Scarlet Queen c’est le nom d’une rose. C’est aussi un joli surnom donné aux prostituées de luxe dans le Londres du 19ème siècle. Au 21ème siècle, Scarlet Queens c’est le nom d’un groupe d’électro rock qui sort un nouvel EP intitulé Outside Play, sous le label Stand Out Records. Une belle découverte.

Fondé au départ par Gaspard Ménier, le « guitariste dandy » et Quentin Guglielmi le « chanteur chaman », le groupe parisien les Scarlet Queens a rapidement trouvé sa formation permanente -Thomas Clairice à la basse, Jean-Etienne Maillard à la batterie et le Dj et claviériste « cloppeur en série » Raphaël Fabre. Un énième groupe français qui chante en anglais, celui-ci se démarque par l’atmosphère particulière qui se dégage de sa musique: sorte d’onirisme flottant et omniprésent.

Une veine qui résonne légèrement Shaka Ponk dans les rythmes et riffs soutenus, les refrains circulaires et les voix poussées, le titre « T.S.C » hyper rythmé, expérimental et original ouvre l’EP Outside Play. Ce premier titre est également le titre de leur premier clip officiel. Ensuite place à « Outside Play », où le côté vraiment rock 60s et les influences de Pink Floyd se ressentent dans le côté progression de la chanson et le rythme lent. La manière qu’à Quentin Gugliemi de poser sa voix grave et rauque, les synthés en fond sonore et les nappes synthétiques ressemblant à des violons imposent le style original du groupe. Cependant, la voix chantée voire forcée gâche le titre qui semble légèrement à l’opposé du reste de l’EP.

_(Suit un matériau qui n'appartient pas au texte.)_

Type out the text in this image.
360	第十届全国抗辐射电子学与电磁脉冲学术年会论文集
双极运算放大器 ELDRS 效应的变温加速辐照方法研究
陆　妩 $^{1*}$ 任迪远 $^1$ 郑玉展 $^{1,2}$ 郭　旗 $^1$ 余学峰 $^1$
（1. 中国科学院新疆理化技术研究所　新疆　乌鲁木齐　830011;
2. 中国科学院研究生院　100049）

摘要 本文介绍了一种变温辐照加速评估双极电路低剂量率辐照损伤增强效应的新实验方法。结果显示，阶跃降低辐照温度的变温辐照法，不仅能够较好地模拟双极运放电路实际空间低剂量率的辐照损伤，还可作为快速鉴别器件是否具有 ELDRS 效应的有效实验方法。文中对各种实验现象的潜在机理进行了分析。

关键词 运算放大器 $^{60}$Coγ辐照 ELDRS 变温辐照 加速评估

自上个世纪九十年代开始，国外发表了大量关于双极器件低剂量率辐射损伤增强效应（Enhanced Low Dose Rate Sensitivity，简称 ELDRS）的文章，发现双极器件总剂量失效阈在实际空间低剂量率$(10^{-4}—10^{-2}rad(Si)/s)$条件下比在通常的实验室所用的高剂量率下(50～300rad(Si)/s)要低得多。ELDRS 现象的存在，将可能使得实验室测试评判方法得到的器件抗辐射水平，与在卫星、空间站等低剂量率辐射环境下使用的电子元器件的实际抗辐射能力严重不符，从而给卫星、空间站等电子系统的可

« Lullabies Grave Intro », où les talents du DJ et claviériste se font ressentir en moins d’une minute, suivi de « Lullabies Grave » font rapidement oublier « Outside Play ». « Lullabies Grave », titre un peu plus pop, explore le côté electro-rock du groupe, où la voix du chanteur fortement erraillée entonne le refrain « Take me to a lullabies grave ». L’introduction et conclusion mixée par Raphaël, le DJ du groupe, rend hommage au groupe The Prodigy. Après le climax de l’album, les nerfs se détendent et « The Horsedown », titre plus simple et sans prétention, fait honneur à la voix et à la guitare. Petit coup de cœur de cet EP, le talent et la simplicité de Scarlet Queens est mis en valeur par rapport aux autres titres musicalement plus complexes – même si un piano, des loops et des choeurs sont présents pendant toute la chanson.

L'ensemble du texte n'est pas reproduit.